Recently, @nftcubaart tweeted that none of the archive is viewable on OpenSea. However, their wallets and NFTs are still accessible, despite confirmation that the accounts have been disabled.

Gabriele Bianchini, the founder of Cryptocuban, replied:

“Very sad to see that the future of Web3 will not be decentralized.”

NFT artist Ernesto Cisneros said:

“In times of crisis, development works are done and this absurd attitude prompts us to think of more decentralization to protect our interests. This is the fundamental spirit on which we must focus our attention. Freedom, that simple.

Cubans removed from digital platforms

OpenSea, the largest NFT marketplace, is one of several online services that have locked out Cuban citizens in the past year. In 2021, the marketing platform MailChimp suspended the account of a Cuban journalist, only to restore it later.

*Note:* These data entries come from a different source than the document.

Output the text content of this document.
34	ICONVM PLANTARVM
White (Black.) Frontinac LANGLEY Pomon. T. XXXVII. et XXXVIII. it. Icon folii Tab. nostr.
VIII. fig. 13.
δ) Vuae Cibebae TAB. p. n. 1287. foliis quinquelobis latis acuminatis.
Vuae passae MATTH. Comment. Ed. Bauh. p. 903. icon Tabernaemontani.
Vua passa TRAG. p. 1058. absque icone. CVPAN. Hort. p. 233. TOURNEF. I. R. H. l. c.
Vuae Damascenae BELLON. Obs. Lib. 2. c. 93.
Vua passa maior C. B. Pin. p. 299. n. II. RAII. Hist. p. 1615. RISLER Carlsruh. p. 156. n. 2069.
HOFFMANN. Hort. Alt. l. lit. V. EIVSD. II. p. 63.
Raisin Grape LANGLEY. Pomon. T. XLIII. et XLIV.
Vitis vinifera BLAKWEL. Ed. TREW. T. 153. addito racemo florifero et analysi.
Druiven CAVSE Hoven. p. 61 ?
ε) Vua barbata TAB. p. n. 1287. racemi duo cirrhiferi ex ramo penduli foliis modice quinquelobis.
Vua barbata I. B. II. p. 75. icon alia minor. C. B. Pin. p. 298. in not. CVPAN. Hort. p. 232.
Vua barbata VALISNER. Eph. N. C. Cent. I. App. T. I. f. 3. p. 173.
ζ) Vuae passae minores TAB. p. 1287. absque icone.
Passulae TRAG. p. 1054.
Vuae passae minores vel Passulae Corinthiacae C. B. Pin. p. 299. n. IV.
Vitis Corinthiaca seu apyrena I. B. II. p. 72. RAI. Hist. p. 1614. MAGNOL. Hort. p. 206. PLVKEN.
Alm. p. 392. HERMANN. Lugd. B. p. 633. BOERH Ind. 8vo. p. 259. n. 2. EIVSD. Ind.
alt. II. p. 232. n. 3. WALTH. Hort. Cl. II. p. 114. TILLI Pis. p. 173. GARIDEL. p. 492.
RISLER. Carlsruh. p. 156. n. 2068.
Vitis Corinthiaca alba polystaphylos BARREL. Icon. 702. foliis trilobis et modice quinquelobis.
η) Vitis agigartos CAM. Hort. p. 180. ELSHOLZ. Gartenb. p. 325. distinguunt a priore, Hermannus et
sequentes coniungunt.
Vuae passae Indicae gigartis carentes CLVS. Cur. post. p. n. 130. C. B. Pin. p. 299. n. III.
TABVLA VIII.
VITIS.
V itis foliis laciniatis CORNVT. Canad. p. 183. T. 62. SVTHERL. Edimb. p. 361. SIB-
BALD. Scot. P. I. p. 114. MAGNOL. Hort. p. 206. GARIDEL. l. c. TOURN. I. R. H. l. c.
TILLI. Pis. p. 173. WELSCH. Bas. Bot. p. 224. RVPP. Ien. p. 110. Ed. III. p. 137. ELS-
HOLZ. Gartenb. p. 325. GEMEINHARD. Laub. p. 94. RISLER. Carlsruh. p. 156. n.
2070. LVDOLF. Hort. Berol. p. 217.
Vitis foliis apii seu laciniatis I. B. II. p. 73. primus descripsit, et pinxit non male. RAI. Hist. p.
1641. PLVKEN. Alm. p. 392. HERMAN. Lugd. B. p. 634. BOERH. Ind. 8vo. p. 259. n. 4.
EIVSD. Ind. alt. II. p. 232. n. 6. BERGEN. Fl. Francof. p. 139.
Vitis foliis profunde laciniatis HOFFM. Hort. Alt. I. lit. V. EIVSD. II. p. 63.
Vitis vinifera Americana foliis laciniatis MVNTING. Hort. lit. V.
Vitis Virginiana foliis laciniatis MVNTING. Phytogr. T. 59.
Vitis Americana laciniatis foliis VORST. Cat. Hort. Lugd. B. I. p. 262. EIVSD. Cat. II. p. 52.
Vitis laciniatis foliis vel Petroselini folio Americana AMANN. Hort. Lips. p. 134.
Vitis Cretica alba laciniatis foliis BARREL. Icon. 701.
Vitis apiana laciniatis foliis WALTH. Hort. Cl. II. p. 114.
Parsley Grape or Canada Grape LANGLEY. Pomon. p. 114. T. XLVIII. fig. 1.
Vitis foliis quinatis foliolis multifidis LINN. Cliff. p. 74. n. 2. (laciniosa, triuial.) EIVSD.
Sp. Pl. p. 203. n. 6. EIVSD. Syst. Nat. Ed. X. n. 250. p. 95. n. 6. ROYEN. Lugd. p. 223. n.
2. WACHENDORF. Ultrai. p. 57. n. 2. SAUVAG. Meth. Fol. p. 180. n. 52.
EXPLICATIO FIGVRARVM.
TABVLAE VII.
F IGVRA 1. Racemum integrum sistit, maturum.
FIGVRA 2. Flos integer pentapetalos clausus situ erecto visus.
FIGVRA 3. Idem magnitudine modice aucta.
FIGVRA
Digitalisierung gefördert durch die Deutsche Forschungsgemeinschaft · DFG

In a 2021 interview with TIME, Cubans claimed that they were banned from several cloud services, blogging platforms, and other digital platforms, including NFT marketplaces. This is due to the history of nearly 60 years of economic sanctions against the nation by the US

In September 2019, the Department of the Treasury’s Office of Foreign Assets Control (OFAC) tightened its sanctions. However, the Cuban Assets Control Regulation (CACR) still allows some services. For example, services such as web hosting, domain name registration, social networking, VOIP, and email or other messaging platforms.

The digital disruptions could worsen as companies strive to maintain a clean record on the US books. This is because the regulators have tightened their control over the cryptocurrency business. Especially in light of the FTX collapse and the sluggish cryptocurrency market.

Binance, the largest cryptocurrency exchange by volume, came under fire in July for allegedly violating US sanctions by allowing Iranian traders on its site. Soon after, Bittrex faced a $24 million fine from the US authorities in October. The claim was that the cryptocurrency exchange offered consumers a way to circumvent US sanctions on Syria, Iran and Crimea.

And given the current regulatory issues in the crypto market, any platform would potentially harbor further violations.


BeInCrypto has reached out to the company or the person involved in the story for an official statement regarding the recent development, but has yet to hear back.